Revista de Avance
- Editor: Alejo Carpentier; José Zacarías Tallet; Martín Casanovas; Francisco Ichaso;
- Frequency: Biweekly; Monthly;
- Founder: Juan Marinello; Jorge Mañach; Martí Casanovas; Francisco Ichaso; Alejo Carpentier;
- Founded: 1927
- First issue: 15 March 1927
- Final issue Number: 15 September 1930 50
- Country: Cuba
- Based in: Havana
- Language: Spanish
- ISSN: 9964-083X
- OCLC: 960816015

= Revista de Avance =

Avant-garde magazine in Cuba (1927–1930)

Revista de Avance (Spanish: Advance Magazine) was a Cuban avant-garde magazine which existed between 1927 and 1930 in Havana. It was the media outlet of a group, minorism, which had been established in 1923 to support social and political change in Cuba. The magazine was described by Francine Masiello as "the most handsome product of avant-garde creative activity in Cuba and perhaps in Spanish." It functioned as a platform to gather the leading Cuban artists of the period.

==History and profile==
Revista de Avance was launched by Cuban artists who were members of the minorism group, including Juan Marinello, Jorge Mañach, Martí Casanovas, Francisco Ichaso and Alejo Carpentier, on 15 March 1927. In the first issue the editors announced the following: "We want movement, change, advancement, even in the magazine's name! And we want absolute independence-even from time!" In line with this statement the format of its title was changed each year. In addition, the year of the publication was also printed in the title as reflection of the progress of the movement over time. The goal of Revista de Avance was to reinforce "the new art in its diverse manifestations" and the "economic independence of Cuba". They opposed the American influence in the country and supported the Latin American unity. The magazine was headquartered in Havana. It was published biweekly until issue 18 and then it came out monthly.
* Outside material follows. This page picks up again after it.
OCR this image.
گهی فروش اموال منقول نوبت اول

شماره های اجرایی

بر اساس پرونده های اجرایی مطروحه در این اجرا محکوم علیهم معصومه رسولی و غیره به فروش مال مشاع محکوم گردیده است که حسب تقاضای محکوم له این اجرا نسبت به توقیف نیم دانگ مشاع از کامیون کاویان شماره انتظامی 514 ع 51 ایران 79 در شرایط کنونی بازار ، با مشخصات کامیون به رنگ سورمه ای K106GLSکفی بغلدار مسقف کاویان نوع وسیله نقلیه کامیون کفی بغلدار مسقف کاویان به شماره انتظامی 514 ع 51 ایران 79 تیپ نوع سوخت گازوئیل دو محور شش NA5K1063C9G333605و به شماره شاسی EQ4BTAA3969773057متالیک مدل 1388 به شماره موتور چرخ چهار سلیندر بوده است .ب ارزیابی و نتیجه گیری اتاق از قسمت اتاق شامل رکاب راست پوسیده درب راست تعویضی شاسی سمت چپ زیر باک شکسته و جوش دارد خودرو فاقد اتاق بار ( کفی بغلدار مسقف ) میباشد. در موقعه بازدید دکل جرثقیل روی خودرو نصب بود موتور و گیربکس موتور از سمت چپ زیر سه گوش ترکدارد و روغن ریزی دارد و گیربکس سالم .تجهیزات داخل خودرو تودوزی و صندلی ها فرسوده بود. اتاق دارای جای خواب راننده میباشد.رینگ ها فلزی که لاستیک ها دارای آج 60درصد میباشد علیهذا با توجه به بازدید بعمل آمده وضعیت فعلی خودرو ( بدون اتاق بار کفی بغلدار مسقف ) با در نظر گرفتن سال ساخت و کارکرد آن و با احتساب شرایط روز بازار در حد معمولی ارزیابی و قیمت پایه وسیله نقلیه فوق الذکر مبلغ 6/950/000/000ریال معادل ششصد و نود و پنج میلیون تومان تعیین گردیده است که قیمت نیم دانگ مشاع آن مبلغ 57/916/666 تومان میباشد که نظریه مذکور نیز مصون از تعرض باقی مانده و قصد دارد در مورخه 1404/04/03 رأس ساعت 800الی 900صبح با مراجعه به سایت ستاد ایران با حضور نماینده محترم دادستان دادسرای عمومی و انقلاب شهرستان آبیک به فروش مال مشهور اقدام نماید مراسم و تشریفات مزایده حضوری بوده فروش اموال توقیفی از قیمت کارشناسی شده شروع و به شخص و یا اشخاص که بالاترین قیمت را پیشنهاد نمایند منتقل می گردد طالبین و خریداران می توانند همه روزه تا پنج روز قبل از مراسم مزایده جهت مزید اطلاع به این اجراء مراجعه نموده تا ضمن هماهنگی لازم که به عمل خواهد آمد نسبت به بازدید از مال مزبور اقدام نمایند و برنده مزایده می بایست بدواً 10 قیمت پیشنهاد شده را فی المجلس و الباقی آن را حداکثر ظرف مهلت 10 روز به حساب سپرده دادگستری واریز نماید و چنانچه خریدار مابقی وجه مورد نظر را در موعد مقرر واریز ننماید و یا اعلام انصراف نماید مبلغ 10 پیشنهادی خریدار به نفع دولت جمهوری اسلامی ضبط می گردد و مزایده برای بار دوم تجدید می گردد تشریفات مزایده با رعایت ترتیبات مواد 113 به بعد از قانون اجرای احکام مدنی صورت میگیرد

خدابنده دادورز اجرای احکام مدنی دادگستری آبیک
Alejo Carpentier was the editor of the magazine only in the first issue. He was succeeded by José Zacarías Tallet who edited the magazine until issue 27. Martín Casanovas served as co-editor until issue 10. Then Francisco Ichaso edited the magazine. Revista de Avance featured articles in distinct topics and had numerous contributors: Dámaso Alonso, Luis Araquistáin, Ramón Gómez de la Serna, Federico García Lorca, Guillermo de Torre, Ramón del Valle-Inclán, Jorge Luis Borges, Eugenio Florit, Mariano Brull, Waldo Frank, Curzio Malaparte, and Henri Barbusse. The sculptures, lithographs, and paintings by leading artists such as Jean Cocteau, Salvador Dalí, and Henri Matisse were also published in the magazine.

Revista de Avance folded following the publication of the issue 50 dated 15 September 1930. Throughout its lifetime it had a circulation of 3,000 copies.